Open Social Networks

Jeff Jarvis talks about what companies can do to compete against Google in untapped areas. I couldn’t agree more on his comments on social networks. * Social connections: I think there is a big opportunity to map social connections that already exist online. MySpace is really Rupert’s space. The internet is our space. It is,…

Jeff Jarvis talks about what companies can do to compete against Google in untapped areas. I couldn’t agree more on his comments on social networks.

* Social connections: I think there is a big opportunity to map social connections that already exist online. MySpace is really Rupert’s space. The internet is our space. It is, once again, already a social network. So look at it that way and make connections among the people here. Make it a way to find people. Make it a way to measure the quality of relationships: authority (as in Technorati), trust, leadership.

"It is, once again, already a social network." Exactly! This is another reason why I left Flickr. Yes, it does a great job at creating social networks but those networks are confined to Flickr itself. MySpace does the same thing. We need to start creating social networks that are open and accessible, that can easily grab, share, and utilize the existing content on our sites already, no matter which software or service they are created with.

2 replies on “Open Social Networks”

Great point. Where do you see these services plugging in? I can envision a future where a user’s blog is central to their experience, and the services that interface with that structure (either as blog plug-ins, crawlers that understand microformats published on your blog, etc.) will be the ones that add tremendous value.

Joseph, I just have some speculative ideas on this but nothing solid / tested yet. All I know is that all of these "cool" new Web 2.0 social networks are useless to me because of their proprietary centralized nature that pretty much forces me to get all of my friends and family to join them before they are of any substantial use to me (and them). We need open ways to achieve this instead.

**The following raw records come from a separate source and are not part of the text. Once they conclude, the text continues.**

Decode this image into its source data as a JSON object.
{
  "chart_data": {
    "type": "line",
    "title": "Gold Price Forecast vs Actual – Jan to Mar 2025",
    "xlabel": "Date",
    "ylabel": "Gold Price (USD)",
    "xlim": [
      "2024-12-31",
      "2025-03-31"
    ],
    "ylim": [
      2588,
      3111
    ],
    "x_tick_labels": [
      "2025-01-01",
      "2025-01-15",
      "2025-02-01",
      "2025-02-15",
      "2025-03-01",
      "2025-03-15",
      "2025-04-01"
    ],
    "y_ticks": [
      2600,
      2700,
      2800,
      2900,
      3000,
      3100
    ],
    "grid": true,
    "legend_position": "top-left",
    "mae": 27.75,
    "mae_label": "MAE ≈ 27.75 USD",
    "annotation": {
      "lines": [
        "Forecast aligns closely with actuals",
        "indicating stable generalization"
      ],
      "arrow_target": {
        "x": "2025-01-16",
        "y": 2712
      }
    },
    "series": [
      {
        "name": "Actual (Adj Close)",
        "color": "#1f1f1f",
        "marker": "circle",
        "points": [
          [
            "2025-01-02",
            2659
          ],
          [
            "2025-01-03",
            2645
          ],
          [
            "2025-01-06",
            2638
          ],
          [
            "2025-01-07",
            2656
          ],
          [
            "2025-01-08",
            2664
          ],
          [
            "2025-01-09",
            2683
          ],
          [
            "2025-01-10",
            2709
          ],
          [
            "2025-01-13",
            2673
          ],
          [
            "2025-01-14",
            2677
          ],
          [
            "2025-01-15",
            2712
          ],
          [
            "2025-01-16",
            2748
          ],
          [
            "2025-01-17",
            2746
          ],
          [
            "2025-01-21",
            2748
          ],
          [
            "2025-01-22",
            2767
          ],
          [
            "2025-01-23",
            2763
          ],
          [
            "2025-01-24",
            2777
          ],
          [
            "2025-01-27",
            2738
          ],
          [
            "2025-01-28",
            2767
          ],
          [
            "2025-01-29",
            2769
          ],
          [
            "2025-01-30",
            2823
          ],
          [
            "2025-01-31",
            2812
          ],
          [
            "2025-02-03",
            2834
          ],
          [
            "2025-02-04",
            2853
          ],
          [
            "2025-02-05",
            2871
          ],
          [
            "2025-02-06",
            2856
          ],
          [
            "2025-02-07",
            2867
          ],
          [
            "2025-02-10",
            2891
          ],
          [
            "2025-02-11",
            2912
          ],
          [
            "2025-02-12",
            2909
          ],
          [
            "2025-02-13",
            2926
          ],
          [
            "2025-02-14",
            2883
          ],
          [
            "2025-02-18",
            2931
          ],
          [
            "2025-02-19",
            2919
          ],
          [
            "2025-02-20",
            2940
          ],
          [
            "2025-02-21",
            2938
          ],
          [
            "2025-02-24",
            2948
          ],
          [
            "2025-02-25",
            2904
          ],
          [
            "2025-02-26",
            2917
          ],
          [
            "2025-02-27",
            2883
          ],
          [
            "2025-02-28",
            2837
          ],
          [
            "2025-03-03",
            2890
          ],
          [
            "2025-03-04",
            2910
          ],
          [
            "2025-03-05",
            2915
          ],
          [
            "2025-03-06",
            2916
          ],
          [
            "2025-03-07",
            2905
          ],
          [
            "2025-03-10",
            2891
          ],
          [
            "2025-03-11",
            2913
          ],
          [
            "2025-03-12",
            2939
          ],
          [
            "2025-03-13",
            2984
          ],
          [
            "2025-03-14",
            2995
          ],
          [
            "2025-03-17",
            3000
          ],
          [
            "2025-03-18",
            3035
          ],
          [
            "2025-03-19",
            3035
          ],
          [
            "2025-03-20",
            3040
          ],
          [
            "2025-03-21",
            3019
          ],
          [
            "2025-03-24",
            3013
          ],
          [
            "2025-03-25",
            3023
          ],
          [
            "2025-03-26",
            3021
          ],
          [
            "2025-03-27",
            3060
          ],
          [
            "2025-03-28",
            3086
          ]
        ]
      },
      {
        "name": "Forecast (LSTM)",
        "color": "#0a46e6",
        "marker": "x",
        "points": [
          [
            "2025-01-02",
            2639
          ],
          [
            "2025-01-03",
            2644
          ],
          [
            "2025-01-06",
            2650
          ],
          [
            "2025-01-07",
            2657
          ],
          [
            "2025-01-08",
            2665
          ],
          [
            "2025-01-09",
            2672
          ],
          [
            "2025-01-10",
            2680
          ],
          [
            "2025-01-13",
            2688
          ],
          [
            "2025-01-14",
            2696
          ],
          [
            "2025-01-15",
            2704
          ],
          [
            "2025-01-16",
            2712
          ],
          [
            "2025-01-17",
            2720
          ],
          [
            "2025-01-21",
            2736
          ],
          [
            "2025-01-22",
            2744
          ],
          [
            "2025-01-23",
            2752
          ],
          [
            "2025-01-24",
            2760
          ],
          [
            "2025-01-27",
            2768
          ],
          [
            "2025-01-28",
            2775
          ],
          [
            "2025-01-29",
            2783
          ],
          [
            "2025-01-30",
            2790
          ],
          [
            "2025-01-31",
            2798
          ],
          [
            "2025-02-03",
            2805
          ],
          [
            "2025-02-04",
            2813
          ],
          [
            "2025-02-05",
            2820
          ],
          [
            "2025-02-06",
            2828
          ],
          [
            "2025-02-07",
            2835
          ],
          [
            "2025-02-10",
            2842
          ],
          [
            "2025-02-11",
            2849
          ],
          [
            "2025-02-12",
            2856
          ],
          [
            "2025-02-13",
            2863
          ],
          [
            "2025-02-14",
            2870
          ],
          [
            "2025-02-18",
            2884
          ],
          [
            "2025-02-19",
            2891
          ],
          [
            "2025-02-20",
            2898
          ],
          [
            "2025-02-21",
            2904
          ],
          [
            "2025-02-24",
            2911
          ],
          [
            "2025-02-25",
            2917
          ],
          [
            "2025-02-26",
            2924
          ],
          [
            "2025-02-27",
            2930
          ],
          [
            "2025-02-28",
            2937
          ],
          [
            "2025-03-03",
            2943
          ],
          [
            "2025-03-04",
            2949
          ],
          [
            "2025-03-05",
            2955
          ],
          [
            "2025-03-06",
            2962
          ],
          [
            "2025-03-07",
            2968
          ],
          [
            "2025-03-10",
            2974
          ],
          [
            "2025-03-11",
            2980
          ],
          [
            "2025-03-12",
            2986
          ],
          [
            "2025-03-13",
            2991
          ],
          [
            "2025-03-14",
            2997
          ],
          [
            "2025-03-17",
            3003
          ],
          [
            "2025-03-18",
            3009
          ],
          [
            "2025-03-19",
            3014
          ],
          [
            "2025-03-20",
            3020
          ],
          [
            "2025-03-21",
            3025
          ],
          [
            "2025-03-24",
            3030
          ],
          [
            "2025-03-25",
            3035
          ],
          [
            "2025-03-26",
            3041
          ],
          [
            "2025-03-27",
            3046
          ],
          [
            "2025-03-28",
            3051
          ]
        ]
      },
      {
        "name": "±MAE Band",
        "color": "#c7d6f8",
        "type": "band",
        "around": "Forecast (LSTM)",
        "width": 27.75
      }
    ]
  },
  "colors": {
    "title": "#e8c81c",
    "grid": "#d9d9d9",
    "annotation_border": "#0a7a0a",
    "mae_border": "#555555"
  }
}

RSS, for example, right now allows you to do some pretty amazing things with it, if you really push it beyond something just for collecting blog news to something that can actually help us to create these social networks. The major element that I believe is missing though is onsite aggregation. In effect, the ability to use an RSS feed to import content into a blog journal. Another important factor is the ability to create multiple blog journals OR the ability to have structured categories within your one journal (one or the other can achieve this).

For example, I and a bunch of my friends could each have our own blogs where we write about daily stuff. In addition, each of us could have our own photo blog journals as well (i.e. a Flickr-like photo stream). Now instead of visiting each others sites, each of us could have a section of our site where these feeds are aggregated and displayed right there. So I could have a section on my site that displays all of the latest posts from my friend’s blogs. And I might have another section that shows all the latest photos from my friend’s photo blog streams.

Now taking this a step farther, let’s imagine all of my friends and I are in a soccer team. Say we have setup a team site with a blog journal on it and a photo blog journal as well (highlights from our games). Now instead of having to post on this team site, I could easily create a post on my own site, tag it as my "soccer" feed and the next time our soccer site checks my site’s "soccer" category feed, it would see the new entry and add it to our soccer’s teams site. Same thing for the team’s soccer photos. I’d post a soccer photo in my photo journal, categorizing it such, and our soccer site’s aggregator would collect it and display it in our team’s soccer photo journal.

This is really just the tip of the iceberg. I’ve got some other possible ideas but the aggregator itself would need to be able to detect an update feed and allow for replacement (instead of duplicating it which is what most aggregators do). For example, imagine each of us decide we need a bio for our team’s soccer site. Well instead of going to the soccer site, we each create a journal or a category that defines this bio (so basically it just has the one entry in it, that’s it). Again the aggregator on the team’s soccer site grabs this data and collects it in one journal. In effect, each entry in the blog journal is one team member in our overall roster. If the aggregator can detect feed updates, then you could theoretically change your bio remotely from your own site by just updating the content in the one entry on your site (since that would in turn update your feed for it).

The beauty of this approach is that any new person to the social group can easily be added (by just adding their RSS feeds to the group). Furthermore the scalability of this is pretty much wide open. Yet I obviously wouldn’t recommend aggregating 100 people in a company in one feed. For example, if you’re working on a project, I’d group people almost in multiple communities or pods that would be layered one within the other. Thus a small team working on one aspect would collaborate by their aggregated blogs. But communication by the team leader (to other team leaders) would be different. He’d communicate a summary of the teams progress instead. Therefore you could create a global network but with information very focused on a local level (which is very important because you don’t want to overload people with detailed local information that isn’t meaningful to their local situation when collaborative groups get that big).

PS. BTW love your site name of "Engineering Patterns". Reminds me of my research on permaculture and it’s concept of natural "patterns".